The original Hellboy was IT. This origin story hits just as hard as a Tobey McGuire Spiderman flick. On paper, this movie shouldn't 'work. A secret Nazi occult group opened a portal to hell and summoned forth a demon child in order to win the war? That demon was raised by a surrogate father for monsters and raised alongside a psychic fish man? Now he's gotta defeat some immortal Nazis hellbent on releasing Lovecratian horrors into the world while simultaneously falling in love with a troubled pyromaniac? This plot is WACKY. And somehow, due to the raw writing abilities of Guillermo del Toro, it WORKS. The film manages to effortless weave together action, horror, love, and giant tentacle monsters into a dark and glorious blockbuster. As for the cigar chomping Hellboy himself? Ron Perlman knocked it out of the park.
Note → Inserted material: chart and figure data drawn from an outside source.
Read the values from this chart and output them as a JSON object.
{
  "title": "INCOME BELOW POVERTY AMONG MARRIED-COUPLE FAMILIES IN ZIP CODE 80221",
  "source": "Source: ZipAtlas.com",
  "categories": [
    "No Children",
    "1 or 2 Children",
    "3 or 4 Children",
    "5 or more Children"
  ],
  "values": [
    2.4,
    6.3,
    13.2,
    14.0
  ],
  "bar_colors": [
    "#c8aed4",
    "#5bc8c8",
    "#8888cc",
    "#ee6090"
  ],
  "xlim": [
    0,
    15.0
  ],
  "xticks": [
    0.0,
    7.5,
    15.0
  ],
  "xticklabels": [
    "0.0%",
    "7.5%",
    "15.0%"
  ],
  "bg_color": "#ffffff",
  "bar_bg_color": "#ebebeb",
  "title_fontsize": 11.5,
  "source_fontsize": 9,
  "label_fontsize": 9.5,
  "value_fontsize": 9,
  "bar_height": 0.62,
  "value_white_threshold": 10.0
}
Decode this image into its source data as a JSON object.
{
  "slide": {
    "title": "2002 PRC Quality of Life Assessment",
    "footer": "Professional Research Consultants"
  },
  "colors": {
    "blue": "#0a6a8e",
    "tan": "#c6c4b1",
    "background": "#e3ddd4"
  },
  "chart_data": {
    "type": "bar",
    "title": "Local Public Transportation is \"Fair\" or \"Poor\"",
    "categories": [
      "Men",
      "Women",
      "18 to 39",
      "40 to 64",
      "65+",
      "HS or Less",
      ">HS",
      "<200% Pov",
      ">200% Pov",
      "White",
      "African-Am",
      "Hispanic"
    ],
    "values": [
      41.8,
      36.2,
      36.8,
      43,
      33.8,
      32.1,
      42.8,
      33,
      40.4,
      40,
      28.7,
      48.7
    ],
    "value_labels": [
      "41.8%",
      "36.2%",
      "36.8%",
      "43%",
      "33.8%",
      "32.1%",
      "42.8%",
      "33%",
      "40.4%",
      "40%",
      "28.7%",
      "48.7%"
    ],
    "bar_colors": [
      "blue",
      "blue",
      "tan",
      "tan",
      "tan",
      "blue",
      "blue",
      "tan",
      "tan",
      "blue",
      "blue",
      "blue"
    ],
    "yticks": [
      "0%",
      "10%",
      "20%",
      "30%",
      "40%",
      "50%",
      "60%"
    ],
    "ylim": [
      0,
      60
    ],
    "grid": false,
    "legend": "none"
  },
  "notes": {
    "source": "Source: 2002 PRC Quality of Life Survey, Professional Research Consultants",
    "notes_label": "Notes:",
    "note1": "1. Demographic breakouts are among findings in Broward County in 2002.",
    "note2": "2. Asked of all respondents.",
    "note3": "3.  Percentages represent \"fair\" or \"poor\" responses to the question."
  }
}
Sequels often have a way of getting too big for their britches, toppling under the weight of too many ideas. Hellboy II: The Golden Army, despite its jam-packed story, is not one of those sequels. The plot of The Golden Army might be even whackier than the first. A long-lost-Targaryen-looking-ass nightmare elf hatches a plan to raise an army of magical, mechanical monstrosities to take over the Earth, and Hellboy's just the right monster to stop them. One would think that the high fantasy trappings of The Golden Army would stretch the limits of 2008's special effects capabilities, but one would be wrong. The film looks GORGEOUS. The dark winged, many eyed Angel of Death might be one of the most incredible looking movie monsters of the 21st century. As for the action? The film delivers. Hellboy's heavy handed, heavier caliber pistoled fighting style contrasts beautifully with the deadly sylvan grace of the film's antagonist. A movie's only as good as its villain, after all. Prince Nuada is the best in the franchise.